Up to 50 homes and more than 200,000 hectares have been burnt since the beginning of the unprecedented bushfire season in September.
"What we don't count is the number of houses our crews save," Fire and Emergency Services Minister Craig Crawford said on Friday.
"I think if you were to go out there in the last three months and count that it would be many, many hundreds, if not into the thousands."
But the costs are adding up.
A fleet of aircraft helping fire crews on the ground would in previous seasons have left Queensland for the southern states by now.
"We've kept most of those through until the end of January at least, at very large expense obviously to the state, as well as the ongoing bill that we're carrying with wages and operations," he said.
"But it's worth it, we've got to do it. We'll deal with the dollar figure at the end of it."
At least 40 fires were still burning across the state on Friday, with temperatures expected to reach about 12C above the December average in coming days, the Bureau of Meteorology says.
Late on Friday, Redbank Creek residents were being told to immediately flee from a fast-moving blaze burning within Esk National Park, near Esk Hampton Road, travelling in an easterly direction.
People in the town of Esk were being told to prepare to leave.
Residents were also being urged to evacuate due to separate fires at Mount Stanley, near Kingaroy, and at Patrick Estate and Wivenhoe Pocket, on the edge of Lake Wivenhoe.
Prepare to leave warnings were in place for a grassfire at Cornubia, south of Brisbane, along with those in Cypress Gardens and Forest Ridge where the Milmerran fire is still burning.
The severe fire conditions have exhausted emergency crews on alert.
"Our people are tired, and our people have been working at this a long time now, but the spirit and the morale is still there," QFES acting assistant commissioner Darryl King said.
He said the conditions have been unrelenting for crews and officials.

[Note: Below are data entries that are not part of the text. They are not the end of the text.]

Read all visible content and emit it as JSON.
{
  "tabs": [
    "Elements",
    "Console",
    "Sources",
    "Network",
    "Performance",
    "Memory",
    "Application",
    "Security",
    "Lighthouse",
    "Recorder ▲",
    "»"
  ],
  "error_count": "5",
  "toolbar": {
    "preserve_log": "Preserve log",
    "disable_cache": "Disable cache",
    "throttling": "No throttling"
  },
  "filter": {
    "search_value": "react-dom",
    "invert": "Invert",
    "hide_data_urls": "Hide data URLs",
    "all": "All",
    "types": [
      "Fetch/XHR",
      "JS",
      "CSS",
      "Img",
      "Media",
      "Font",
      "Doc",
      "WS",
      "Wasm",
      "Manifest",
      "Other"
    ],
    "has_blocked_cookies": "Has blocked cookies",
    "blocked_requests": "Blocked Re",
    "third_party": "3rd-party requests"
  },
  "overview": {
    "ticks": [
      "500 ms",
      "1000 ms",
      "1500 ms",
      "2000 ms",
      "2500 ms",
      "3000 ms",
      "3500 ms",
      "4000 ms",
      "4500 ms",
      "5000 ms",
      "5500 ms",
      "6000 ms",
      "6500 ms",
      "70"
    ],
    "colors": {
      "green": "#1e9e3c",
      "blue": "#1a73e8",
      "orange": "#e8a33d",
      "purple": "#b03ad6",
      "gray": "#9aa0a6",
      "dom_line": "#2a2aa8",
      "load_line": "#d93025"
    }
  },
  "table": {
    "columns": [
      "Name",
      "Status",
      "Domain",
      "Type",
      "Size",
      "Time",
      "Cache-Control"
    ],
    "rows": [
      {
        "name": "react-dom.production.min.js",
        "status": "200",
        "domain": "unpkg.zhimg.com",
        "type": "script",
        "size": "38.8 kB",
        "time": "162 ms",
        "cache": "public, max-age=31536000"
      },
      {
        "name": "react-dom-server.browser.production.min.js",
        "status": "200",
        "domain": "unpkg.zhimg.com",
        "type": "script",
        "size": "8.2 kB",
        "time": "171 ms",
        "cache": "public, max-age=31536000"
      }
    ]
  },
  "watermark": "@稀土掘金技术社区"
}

"We're getting pockets of extreme weather ... days following after days, week after week," he said.
"I ask everybody to be very careful, very vigilant on the situation around them, call any fires they see, at the earliest moment, so that we can put the weight of attack on and extinguish them."
The Milmerran fire has already destroyed 10 buildings, including two houses that were gutted by the inferno.
Queensland is set for a scorcher on Saturday as the heatwave gripping the state reaches its peak.
Brisbane is forecast to hit 39C, while inland areas of the southeast including Gatton and Ipswich are expected to hit well over 40C.
The Darling Downs, Maranoa and Warrego regions are forecast to be the hottest areas in the state, with towns reaching temperatures eight to 12 degrees above the December average.